Victor Glover had the Orion spacecraft to himself for a few minutes during the Artemis II flight, and he flew it around the upper stage of the Space Launch System rocket that had thrown it there——manual piloting, in the jargon. The simulator had trained him for that maneuver. The actual vehicle, he said, flew better than the sim in every dimension. "It flew better than the sim in all areas," Glover said at an April 16 postflight press conference, as his four crewmates sat beside him. That is not a sentence NASA handlers love to hear, for reasons that have nothing to do with flight safety.
When a spacecraft outperforms the simulator, engineers update the simulator. When a spacecraft outperforms the simulator and the program has cost $23 billion and counting, Congress starts asking whether the whole thing is necessary.
The Artemis II crew——Glover, Reid Wiseman, Christina Koch, and Jeremy Hansen——spent roughly ten days farther from Earth than any humans in history, a distance that set a record their predecessors will eventually break. They returned through the atmosphere at nearly Mach 39, a speed that turned the heat shield into a controlled burn. NASA Administrator Jared Isaacman said the heat shield performed as expected, with no chunks missing. The crew described the re-entry freefall as akin to BASE jumping backwards off a skyscraper. The toilet malfunctioned. A helium valve leaked. These are not the things that kill a program.

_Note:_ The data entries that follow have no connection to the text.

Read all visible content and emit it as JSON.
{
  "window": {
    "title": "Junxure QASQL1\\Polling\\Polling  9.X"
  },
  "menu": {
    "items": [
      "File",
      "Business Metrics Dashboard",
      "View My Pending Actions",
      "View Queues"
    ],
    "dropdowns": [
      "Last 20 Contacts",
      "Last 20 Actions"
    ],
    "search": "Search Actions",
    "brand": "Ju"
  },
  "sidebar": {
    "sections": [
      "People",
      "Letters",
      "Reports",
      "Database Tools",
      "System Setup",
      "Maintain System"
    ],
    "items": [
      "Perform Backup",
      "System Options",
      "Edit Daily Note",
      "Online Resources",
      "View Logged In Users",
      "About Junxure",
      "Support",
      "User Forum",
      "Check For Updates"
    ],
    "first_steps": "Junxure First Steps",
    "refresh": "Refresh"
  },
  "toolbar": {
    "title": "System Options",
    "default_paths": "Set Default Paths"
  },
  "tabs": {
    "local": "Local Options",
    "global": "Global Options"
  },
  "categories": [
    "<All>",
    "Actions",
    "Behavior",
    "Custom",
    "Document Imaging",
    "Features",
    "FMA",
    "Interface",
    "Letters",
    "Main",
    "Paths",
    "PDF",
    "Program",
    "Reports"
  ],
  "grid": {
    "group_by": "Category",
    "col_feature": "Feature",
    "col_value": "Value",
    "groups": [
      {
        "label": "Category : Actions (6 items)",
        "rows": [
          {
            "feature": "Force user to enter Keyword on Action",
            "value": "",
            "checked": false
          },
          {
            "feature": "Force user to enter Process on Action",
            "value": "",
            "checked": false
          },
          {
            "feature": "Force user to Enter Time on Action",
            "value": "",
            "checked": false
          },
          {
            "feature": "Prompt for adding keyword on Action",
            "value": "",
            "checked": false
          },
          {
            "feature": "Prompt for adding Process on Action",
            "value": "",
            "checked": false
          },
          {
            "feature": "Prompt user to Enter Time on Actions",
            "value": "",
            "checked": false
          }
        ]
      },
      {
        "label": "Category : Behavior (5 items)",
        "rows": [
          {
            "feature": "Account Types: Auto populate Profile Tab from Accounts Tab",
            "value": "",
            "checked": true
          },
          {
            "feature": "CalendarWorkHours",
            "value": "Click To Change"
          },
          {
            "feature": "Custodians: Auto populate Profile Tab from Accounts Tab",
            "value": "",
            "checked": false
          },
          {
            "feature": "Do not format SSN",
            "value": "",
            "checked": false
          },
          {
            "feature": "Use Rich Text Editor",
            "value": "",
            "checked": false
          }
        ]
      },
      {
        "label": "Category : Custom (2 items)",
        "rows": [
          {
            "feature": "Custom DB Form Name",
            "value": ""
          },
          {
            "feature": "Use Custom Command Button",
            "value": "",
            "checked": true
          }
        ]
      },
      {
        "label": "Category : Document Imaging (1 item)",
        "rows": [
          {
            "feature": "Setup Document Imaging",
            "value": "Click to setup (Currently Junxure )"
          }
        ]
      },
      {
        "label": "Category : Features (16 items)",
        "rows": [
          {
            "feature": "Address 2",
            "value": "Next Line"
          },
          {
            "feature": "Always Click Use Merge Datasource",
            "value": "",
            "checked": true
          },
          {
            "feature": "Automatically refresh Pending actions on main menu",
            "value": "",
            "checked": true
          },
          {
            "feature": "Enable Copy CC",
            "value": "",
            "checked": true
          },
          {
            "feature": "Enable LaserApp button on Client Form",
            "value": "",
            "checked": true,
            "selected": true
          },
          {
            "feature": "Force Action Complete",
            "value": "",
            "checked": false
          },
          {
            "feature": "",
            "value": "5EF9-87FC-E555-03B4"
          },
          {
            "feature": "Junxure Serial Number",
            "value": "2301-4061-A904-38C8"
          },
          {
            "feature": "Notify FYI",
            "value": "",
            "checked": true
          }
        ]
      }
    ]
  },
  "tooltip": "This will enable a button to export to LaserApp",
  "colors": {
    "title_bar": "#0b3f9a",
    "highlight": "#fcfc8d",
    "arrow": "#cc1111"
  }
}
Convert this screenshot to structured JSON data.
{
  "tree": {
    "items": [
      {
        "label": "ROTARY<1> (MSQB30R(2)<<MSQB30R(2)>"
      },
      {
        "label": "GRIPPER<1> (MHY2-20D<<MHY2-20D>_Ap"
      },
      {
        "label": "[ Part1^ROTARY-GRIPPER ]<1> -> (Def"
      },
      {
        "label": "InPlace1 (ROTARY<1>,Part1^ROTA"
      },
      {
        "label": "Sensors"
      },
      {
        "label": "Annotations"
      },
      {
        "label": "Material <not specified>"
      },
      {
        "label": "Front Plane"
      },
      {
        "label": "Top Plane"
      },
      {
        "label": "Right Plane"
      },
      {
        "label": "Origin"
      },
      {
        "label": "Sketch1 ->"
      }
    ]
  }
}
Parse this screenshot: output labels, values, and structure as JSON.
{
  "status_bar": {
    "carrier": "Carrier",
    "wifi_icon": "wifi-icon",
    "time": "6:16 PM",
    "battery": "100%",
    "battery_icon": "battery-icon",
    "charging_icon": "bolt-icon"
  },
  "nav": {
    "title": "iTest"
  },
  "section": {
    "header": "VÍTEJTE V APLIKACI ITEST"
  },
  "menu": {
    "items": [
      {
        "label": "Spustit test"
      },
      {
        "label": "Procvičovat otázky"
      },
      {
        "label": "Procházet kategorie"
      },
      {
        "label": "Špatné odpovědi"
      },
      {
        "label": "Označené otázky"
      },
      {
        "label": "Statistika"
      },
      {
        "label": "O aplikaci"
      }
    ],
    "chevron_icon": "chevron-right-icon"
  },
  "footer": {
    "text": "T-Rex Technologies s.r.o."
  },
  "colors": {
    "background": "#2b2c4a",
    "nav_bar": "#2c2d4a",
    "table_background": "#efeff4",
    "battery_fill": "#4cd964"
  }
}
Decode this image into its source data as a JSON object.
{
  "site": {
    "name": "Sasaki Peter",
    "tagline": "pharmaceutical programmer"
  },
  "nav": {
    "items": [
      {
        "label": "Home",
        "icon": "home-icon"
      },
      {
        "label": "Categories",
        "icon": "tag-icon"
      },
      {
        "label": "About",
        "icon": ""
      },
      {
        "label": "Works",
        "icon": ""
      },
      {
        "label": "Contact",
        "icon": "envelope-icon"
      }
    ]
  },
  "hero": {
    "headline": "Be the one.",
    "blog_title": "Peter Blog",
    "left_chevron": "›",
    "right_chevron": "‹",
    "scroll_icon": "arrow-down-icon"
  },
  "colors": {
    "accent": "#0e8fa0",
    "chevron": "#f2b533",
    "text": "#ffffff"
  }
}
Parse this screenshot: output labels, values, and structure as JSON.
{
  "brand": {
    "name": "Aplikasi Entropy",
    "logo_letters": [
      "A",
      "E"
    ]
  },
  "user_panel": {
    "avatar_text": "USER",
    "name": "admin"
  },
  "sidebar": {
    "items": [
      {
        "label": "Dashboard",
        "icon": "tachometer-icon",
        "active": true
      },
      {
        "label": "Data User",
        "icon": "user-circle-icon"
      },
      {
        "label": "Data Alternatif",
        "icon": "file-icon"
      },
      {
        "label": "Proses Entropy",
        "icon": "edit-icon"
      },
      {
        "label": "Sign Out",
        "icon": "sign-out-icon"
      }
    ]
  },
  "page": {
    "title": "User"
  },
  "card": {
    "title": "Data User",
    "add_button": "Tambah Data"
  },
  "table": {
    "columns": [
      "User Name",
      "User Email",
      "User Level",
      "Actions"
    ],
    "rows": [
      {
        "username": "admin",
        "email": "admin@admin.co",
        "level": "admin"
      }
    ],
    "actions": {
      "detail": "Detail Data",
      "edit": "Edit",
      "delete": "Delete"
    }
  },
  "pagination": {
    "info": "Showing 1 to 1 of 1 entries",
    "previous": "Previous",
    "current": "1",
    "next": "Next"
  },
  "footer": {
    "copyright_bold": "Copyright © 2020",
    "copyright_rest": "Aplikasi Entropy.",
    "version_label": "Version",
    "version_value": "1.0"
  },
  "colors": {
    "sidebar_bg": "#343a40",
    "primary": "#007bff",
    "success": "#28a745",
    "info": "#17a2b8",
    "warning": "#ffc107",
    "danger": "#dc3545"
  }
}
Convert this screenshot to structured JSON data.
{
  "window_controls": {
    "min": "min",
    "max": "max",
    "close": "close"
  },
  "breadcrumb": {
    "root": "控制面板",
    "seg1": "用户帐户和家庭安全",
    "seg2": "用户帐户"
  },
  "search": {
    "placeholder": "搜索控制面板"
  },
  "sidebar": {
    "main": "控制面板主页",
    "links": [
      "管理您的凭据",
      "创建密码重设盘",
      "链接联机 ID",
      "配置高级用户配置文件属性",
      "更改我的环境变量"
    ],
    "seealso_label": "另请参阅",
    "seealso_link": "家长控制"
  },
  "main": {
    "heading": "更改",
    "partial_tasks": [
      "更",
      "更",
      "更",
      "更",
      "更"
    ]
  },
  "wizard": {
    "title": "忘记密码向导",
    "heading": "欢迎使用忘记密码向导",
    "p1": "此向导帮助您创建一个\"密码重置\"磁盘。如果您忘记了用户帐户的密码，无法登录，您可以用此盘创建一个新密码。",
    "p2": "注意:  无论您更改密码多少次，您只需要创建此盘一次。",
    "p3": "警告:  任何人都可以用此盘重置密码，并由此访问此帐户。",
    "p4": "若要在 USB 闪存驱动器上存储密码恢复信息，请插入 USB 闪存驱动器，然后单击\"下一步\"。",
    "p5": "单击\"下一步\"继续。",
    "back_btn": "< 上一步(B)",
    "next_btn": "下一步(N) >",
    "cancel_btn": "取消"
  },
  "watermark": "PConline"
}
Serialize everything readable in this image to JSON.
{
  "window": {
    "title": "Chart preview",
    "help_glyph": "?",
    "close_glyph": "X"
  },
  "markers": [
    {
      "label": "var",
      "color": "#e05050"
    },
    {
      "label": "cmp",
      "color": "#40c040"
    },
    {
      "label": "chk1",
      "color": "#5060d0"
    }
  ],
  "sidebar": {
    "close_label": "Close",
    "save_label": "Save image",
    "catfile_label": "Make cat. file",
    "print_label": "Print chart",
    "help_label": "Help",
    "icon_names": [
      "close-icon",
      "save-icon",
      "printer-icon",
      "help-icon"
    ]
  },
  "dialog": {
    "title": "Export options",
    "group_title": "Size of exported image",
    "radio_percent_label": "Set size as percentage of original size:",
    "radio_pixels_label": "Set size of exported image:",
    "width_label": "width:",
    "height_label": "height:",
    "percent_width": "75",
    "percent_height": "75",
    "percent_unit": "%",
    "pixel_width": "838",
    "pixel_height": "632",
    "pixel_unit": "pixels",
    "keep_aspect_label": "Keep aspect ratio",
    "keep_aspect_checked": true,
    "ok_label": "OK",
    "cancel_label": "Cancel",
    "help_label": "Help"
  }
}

These are the things that save one.
The uncomfortable history of NASA is that programs die after they work. Apollo flew nine missions to the Moon and landed twelve people on it. Richard Nixon ended the program anyway. Skylab, America's first space station, hosted three crews before Congress de-funded it. The Space Shuttle's follow-on, Freedom, never flew——it became the International Space Station only after years of redesigns and international partners who could share the political cost. Constellation, NASA's Moon program after Apollo, was cancelled in 2010 by the Obama administration two years after an independent review found it underfunded and behind schedule. In each case, the problem was not failure. The problem was that the political case for continuation required a new crisis, and success did not supply one.
Artemis is not immune to this logic. The program's stated goal is a sustained human presence on the Moon, but its actual political logic has always depended on a gap between aspiration and achievement. A crew that says the vehicle works, and works better than expected, closes that gap. Reid Wiseman said at the press conference that NASA could put the Artemis III Orion on the SLS rocket tomorrow and launch it, and the crew would be in great shape. That is a remarkable statement from a NASA astronaut about a vehicle that has now flown exactly once with humans aboard.
The heat shield on that flight, made of a material called Avcoat, showed some charring on the shoulder edge where it met the capsule's conical structure, but no other obvious damage. This is the same heat shield that cracked on the uncrewed Artemis I flight——the same shield, still in question, on the vehicle that is supposed to carry the next crew to lunar orbit. Isaacman has said the trajectory that caused the cracking has been adjusted. He has not said what happens if the adjustment fails.
The political durability problem for Artemis is not the engineering. The engineering is, by all accounts from the people who flew it, fine——better than fine, actually, which is its own kind of problem. The political durability problem is that every previous NASA program that worked brilliantly was cancelled anyway, usually within a few years of its peak achievement. The Artemis II crew did not cause this problem. They simply made it harder to ignore.
The next milestone is Artemis III: the mission that puts two astronauts on the lunar surface for the first time since 1972. If it flies, and if it works, the political conversation about Artemis will shift again. If it slips——a pattern NASA knows well——the program's opponents will have a new argument. The crew thinks the vehicle is ready. Whether that matters to Congress is a different question, and the answer is not obvious.